Under the Train experiment, we create a single MLFlow run to log model parameters like learning rate, epochs, optimizer, hidden layer size, etc. Additionally, we store some basic experiment info as tags. Finally, in the artifacts section, we store the model.pkl and files containing info about the python environment and dependencies.

Evaluation:

Under the Evaluation experiment, we create k MLFlow runs for k different image samples from a given input dataset. In this experiment, for each run, we store the Predicted_class_conf and class-wise confidence scores under metrics and the Image_id, GT_class and Predicted_class under tags. By linking each image sample to an MLFlow run, it is possible to make use of MLFlow’s run filter and query capabilities which helps to retrieve (both in the UI and at the backend using mlflow.search_runs()) the image samples based on a given set of tags and metrics. Note: A call to mlflow.search_runs() with a specific filter string returns a pandas DataFrame with the necessary query results.

Saliency Map Generation:

Under the Saliency Map Generation experiment, we create a single MLFlow run based on the Image_id and related information obtained through the query result from the Evaluation experiment. In this run, we store the saliency map numpy array, saliency map visualizations (image) under artifacts for the queried Image_id and the saliency algorithm parameters under the parameters tab. In addition, images stored under artifacts can be previewed in the MLFlow UI. Furthermore, based on the design choice for output generation, images and numpy arrays can be stored as separate files for each class or a single file containing information from all classes. Most importantly, as part of a test for reproducibility, it is possible to query the saliency algorithm parameters from an existing saliency generation run and regenerate the same results as part of a new run. Finally, it is also possible to modify the values an existing run to store and preview saliency maps for a different Image_id based on an updated backend query.

MLFlow UI:

Interacting with the MLFlow UI can be done side-by-side based on calling specific MLFlow functions from Jupyter notebook. Creating each of the experiments mentioned above requires a call to mlflow.client.MlflowClient.create_experiment(). Starting a run requires setting up a context manager using mlflow.run(). Logging all the necessary information happens within this context manager codeblock. The MLFlow portions of the Jupyter notebook are setup in a way where each cell corresponds to creating the experiment and run(s) corresponding to each stage discussed above. Finally, in the last section of the Jupyter notebook, we discuss an example to edit/update an existing MLFlow run based on modified query results.

Summarizing based on specific attributes:

  • Compatibility:

    • No modifications to xaitk-saliency source code as part of the MLFlow integration.

  • Customizability:

    • 3 different API levels to log information.

      • High level API uses the mlflow.sklearn.log_model function.

      • Mid level API uses the mlflow object to log information.

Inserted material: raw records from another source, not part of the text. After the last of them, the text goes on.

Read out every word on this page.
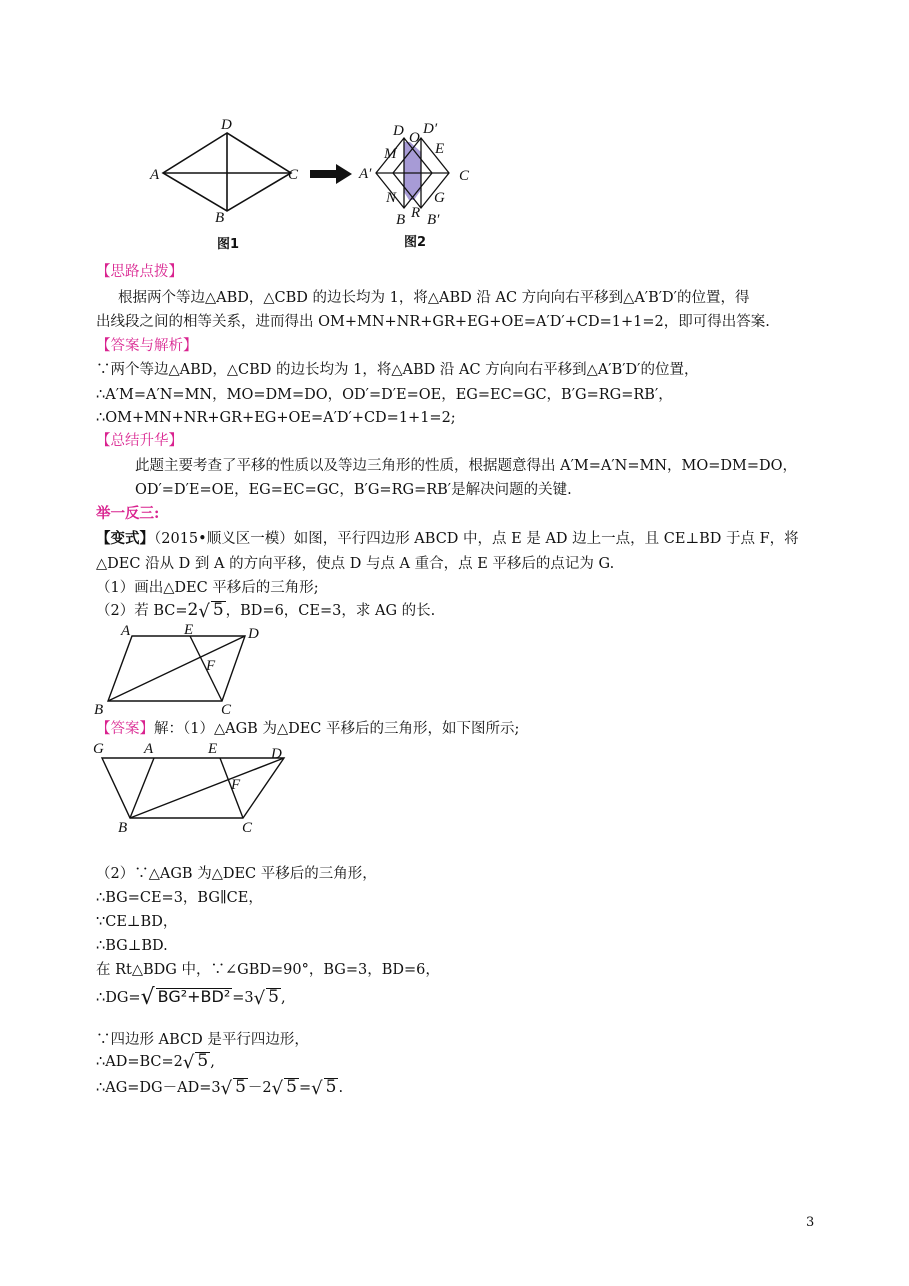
D
A	C
B
图1
D O
D′
M	E
A′	C
N	G
B R B′
图2
【思路点拨】
根据两个等边△ABD，△CBD 的边长均为 1，将△ABD 沿 AC 方向向右平移到△A′B′D′的位置，得
出线段之间的相等关系，进而得出 OM+MN+NR+GR+EG+OE=A′D′+CD=1+1=2，即可得出答案.
【答案与解析】
∵两个等边△ABD，△CBD 的边长均为 1，将△ABD 沿 AC 方向向右平移到△A′B′D′的位置，
∴A′M=A′N=MN，MO=DM=DO，OD′=D′E=OE，EG=EC=GC，B′G=RG=RB′，
∴OM+MN+NR+GR+EG+OE=A′D′+CD=1+1=2;
【总结升华】
此题主要考查了平移的性质以及等边三角形的性质，根据题意得出 A′M=A′N=MN，MO=DM=DO，
OD′=D′E=OE，EG=EC=GC，B′G=RG=RB′是解决问题的关键.
举一反三:
【变式】（2015•顺义区一模）如图，平行四边形 ABCD 中，点 E 是 AD 边上一点，且 CE⊥BD 于点 F，将
△DEC 沿从 D 到 A 的方向平移，使点 D 与点 A 重合，点 E 平移后的点记为 G.
（1）画出△DEC 平移后的三角形;
（2）若 BC=2√ 5 ，BD=6，CE=3，求 AG 的长.
A	E	D
F
B	C
【答案】解：（1）△AGB 为△DEC 平移后的三角形，如下图所示;
G	A	E	D
F
B	C
（2）∵△AGB 为△DEC 平移后的三角形，
∴BG=CE=3，BG∥CE，
∵CE⊥BD，
∴BG⊥BD.
在 Rt△BDG 中，∵∠GBD=90°，BG=3，BD=6，
∴DG=√ BG²+BD² =3√ 5 ,
∵四边形 ABCD 是平行四边形，
∴AD=BC=2√ 5 ,
∴AG=DG－AD=3√ 5 －2√ 5 =√ 5 .
3
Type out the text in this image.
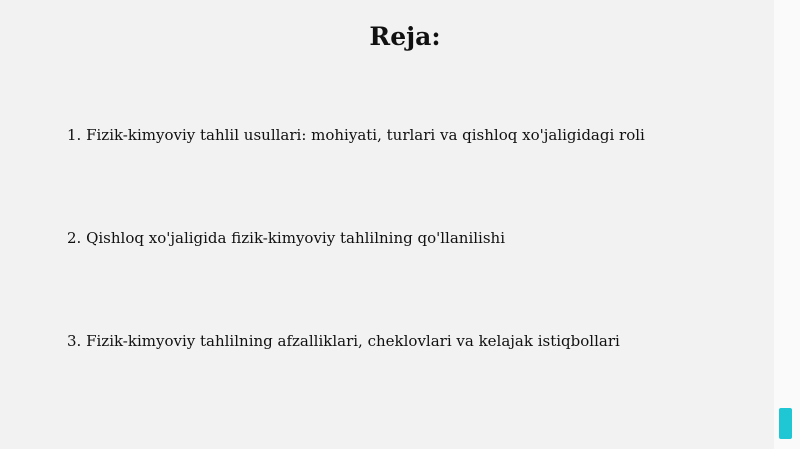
Reja:
1. Fizik-kimyoviy tahlil usullari: mohiyati, turlari va qishloq xo'jaligidagi roli
2. Qishloq xo'jaligida fizik-kimyoviy tahlilning qo'llanilishi
3. Fizik-kimyoviy tahlilning afzalliklari, cheklovlari va kelajak istiqbollari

      • Low level API uses the MlflowClient object to log information. Quoting MLFlow documentation - “The mlflow.client module provides a Python CRUD interface to MLflow Experiments, Runs, Model Versions, and Registered Models. This is a lower level API that directly translates to MLflow REST API calls.”

  • Interactability:

    • The main interactive nature of the MLFlow UI is in using the filter field to enter a query string based on a given set of metric thresholds and tag values to retrieve the corresponding MLFlow runs.

    • By clicking on each run, we can access the MLFlow dashboard containing the following sections:

      • Frontend unmodifiable sections - Parameters, Metrics and Artifacts

      • Frontend modifiable sections - Description and Tags

    • Updating the parameters, metrics and artifacts is strictly at the backend by querying using the mflow.search_runs() function and calling the mlflow.run() function on the same run_id.

  • Scalability:

    • Generating saliency maps for a given set of input samples is highly scalable. An existing MLFlow run can be updated to log the necessary saliency map images and numpy arrays of the updated input.

    • Generating metric values for a large dataset requires MLFlow runs of the order of O(n) where n is the number of image samples.